From the information given, it is hard to give a proper answer. So I could only provide some thoughts:
The web app should have 100% up time
This is pretty hard to achieve. Even in a one machine local scenario.
You have to fight power outages, failing hardware etc. And as soon as network is involved you have more failing parts, not to speak of the internet and flaky connections.
To throw in some numbers:
- 99.999% availability means 0.87 seconds per day unavaiable
- 99.99% availability means 8.64 seconds per day unavailable
Taken from Google's SRE Book
So even if you could guarantee 99.99% availability on your part, the question is, whether the network the customer uses, is that available.
To decrease network problems you would need some kind of redundant network access for every customer.
A web based solution is good because no user installations are needed
That's true, but comes at the cost of hard(er) to achieve availability.
Some of the data fetched from central database are read-only and are shared between clients
Say you do an on premise installation:
- how were you doing upgrades?
- how do upgrades effect your goal of availability?
- how to deal with different update speeds in terms of consistency? Customer
A has an up to date version of your database, while Customer
B has not, since she/he is still updating?
So, even if you go for an on premise strategy with some "smart updates" the problem of consistency should be thought through.
Clients maybe store their billing or anything else to a central database
This is another interesting topic. Even if you manage the read part with an on premise installation of your data, the network problem for writes stays the same: unreliable connections.
What are the criteria for writes to be accessible by others?
As long as no other than the customer itself needs to have "immediate" access, you could defer the updating part.
How can we handle hybrid online and offline mode when the Internet connection is lost?
Regarding the "read part":
Do an installation of the DB on premise. This is the only chance to rule out network issues. Updates will be one-way and simple: As soon as network is available, updates will be pushed. Problem: eventual consistency.
Regarding the "write part":
Write operations could be queued and delivered when network is available.
When no other customer depends, you have no problems. But when others depend on the data published, you have again the problem of eventual consistency.
Is there any known method?
Yes and no.
There are several patterns available, but no one size fits all solution.
To give good advice, the concrete scenario has to be known and the tradeoffs you/your customer are willing to accept.
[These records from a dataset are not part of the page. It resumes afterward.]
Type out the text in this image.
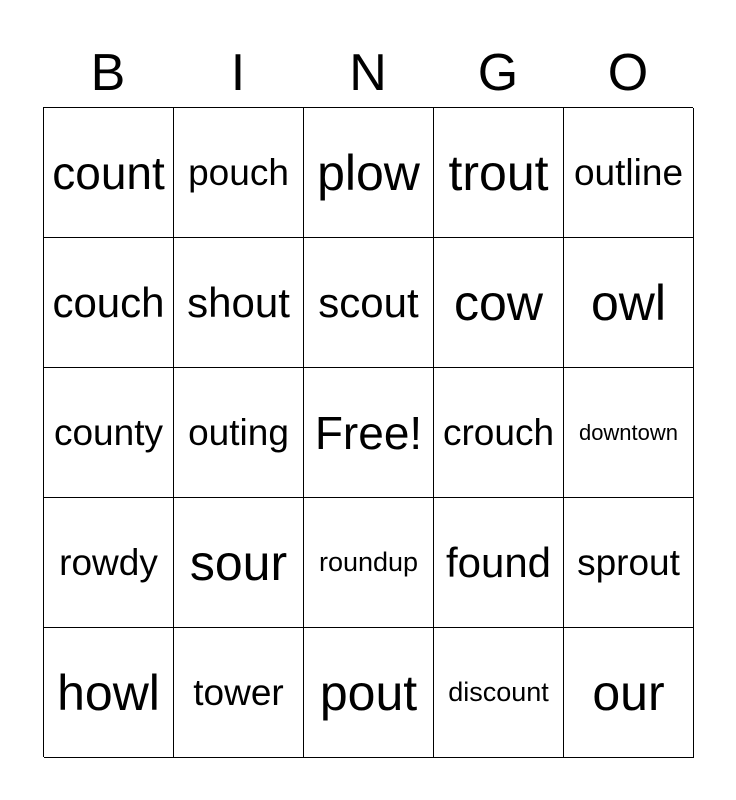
B	I	N	G	O
count pouch plow trout outline
couch shout scout cow owl
county outing Free! crouch	downtown
rowdy sour	roundup found sprout
howl tower pout	discount our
Should we sync updates of database into local customer computer and work with that?
As written above: That seems the best solution so far.
One scenario I could think of would be to use a tablet as target platform. These are cheap devices, so your customer could afford more than one (buying or renting). More than one device increases redundancy in case one device fails to work. Devices could be connected via WiFi and 3/4G redundant to decrease probability of network issues.
Perhaps it would make sense from a security perspective, that you lock down the devices to your usecase, to prevent accidentially installed malware from acces to your data.